考えたくはないが、宏彦の婚約者ということも、なきにしもあらず……だ。
「ご婚約、ですか。それは、おめでとうございます」
澄香は営業スマイルをなんとか持続させて深々と頭を下げた。
「ありがとうございます。それで、その……。先生があなたをまだ忘れられなくて……その、この先、先生の幸せを考えると、あたしは身を引いた方がいいんじゃないかと思って」
「えっ? どういうことですか? 」
澄香はこれでもかと言うくらい大きく目を見開いて、村下を見つめた。
何か話がかみ合わない。
身を引くとか、怖すぎる。
「ごめんなさい、村下さん。
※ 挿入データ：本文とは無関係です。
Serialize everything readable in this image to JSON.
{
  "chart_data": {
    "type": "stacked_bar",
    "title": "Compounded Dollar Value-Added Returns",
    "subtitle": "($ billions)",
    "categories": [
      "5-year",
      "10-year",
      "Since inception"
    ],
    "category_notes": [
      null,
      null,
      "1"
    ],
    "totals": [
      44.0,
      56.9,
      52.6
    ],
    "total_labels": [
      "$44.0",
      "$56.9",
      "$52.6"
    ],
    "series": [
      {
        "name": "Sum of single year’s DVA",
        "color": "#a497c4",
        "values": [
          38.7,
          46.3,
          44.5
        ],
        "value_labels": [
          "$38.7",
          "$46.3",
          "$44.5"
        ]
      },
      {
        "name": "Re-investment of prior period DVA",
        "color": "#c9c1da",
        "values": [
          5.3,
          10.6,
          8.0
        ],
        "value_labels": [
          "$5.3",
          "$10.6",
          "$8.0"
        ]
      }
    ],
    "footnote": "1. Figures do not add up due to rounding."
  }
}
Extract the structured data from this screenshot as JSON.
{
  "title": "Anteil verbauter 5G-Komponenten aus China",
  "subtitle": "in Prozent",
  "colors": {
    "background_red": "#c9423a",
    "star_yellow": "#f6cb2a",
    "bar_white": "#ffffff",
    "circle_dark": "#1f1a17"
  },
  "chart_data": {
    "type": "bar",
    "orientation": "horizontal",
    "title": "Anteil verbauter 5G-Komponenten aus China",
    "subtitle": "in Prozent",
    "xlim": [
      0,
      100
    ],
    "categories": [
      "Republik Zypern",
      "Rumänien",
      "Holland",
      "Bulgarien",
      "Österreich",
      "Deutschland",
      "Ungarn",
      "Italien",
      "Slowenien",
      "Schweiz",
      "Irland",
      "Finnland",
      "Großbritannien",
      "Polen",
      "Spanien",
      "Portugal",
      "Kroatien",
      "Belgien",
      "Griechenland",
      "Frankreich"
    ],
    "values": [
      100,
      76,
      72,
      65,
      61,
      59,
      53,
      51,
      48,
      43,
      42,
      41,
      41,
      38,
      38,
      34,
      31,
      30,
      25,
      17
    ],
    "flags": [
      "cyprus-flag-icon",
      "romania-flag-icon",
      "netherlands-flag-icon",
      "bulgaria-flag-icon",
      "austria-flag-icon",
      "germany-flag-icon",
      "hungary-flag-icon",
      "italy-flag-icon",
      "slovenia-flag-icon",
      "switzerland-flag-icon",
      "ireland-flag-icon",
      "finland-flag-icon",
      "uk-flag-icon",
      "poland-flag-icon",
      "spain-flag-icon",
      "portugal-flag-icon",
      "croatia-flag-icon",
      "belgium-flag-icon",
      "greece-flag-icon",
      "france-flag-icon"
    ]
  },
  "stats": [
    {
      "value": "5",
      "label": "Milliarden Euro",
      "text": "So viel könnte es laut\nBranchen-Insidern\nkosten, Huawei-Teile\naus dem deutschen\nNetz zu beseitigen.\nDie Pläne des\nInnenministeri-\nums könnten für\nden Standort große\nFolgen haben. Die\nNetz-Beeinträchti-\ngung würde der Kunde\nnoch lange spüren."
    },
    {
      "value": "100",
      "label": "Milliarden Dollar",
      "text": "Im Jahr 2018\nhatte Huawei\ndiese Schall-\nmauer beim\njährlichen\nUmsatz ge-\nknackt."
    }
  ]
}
私にはあなたのおっしゃりたいことが何なのか、よくわからないんですけど。それに……。どうも会社で話す内容でもないようにお見受けするのですが」
澄香はもう少し村下との距離を縮めた方が要領を得やすいだろうと考え、肩の力を抜くことにした。
「ねえ、村下さん。今日これから時間あるかしら? 」
「はい。もう後期試験も終わったので大丈夫です」
「じゃあ、五時半にもう一度ここに来てくれる? その後、場所を変えてゆっくりお話を聞かせて。それでもいい? 」
「わかりました。そうします。……でも、この事、先生に……。木戸先生に言わないで下さいね。お願いします」
そう言って村下は立ち上がり、小さく会釈をして応接室を出て行った。
澄香は今村下が言ったことをもう一度繰り返してつぶやいてみた。
木戸先生に言わないで下さいね。
確かにそう言った。
澄香はがばっとその場に立ち上がった。
木戸ってあの木戸だろうか。
そしてあの子が。
木戸君の婚約者?
えっ? えっ? うそ!
澄香は頭の中が混乱していた。
そしてすっかり冷めてしまった湯飲み茶碗をがしっと掴むと、ごくごくといっきに飲み干した。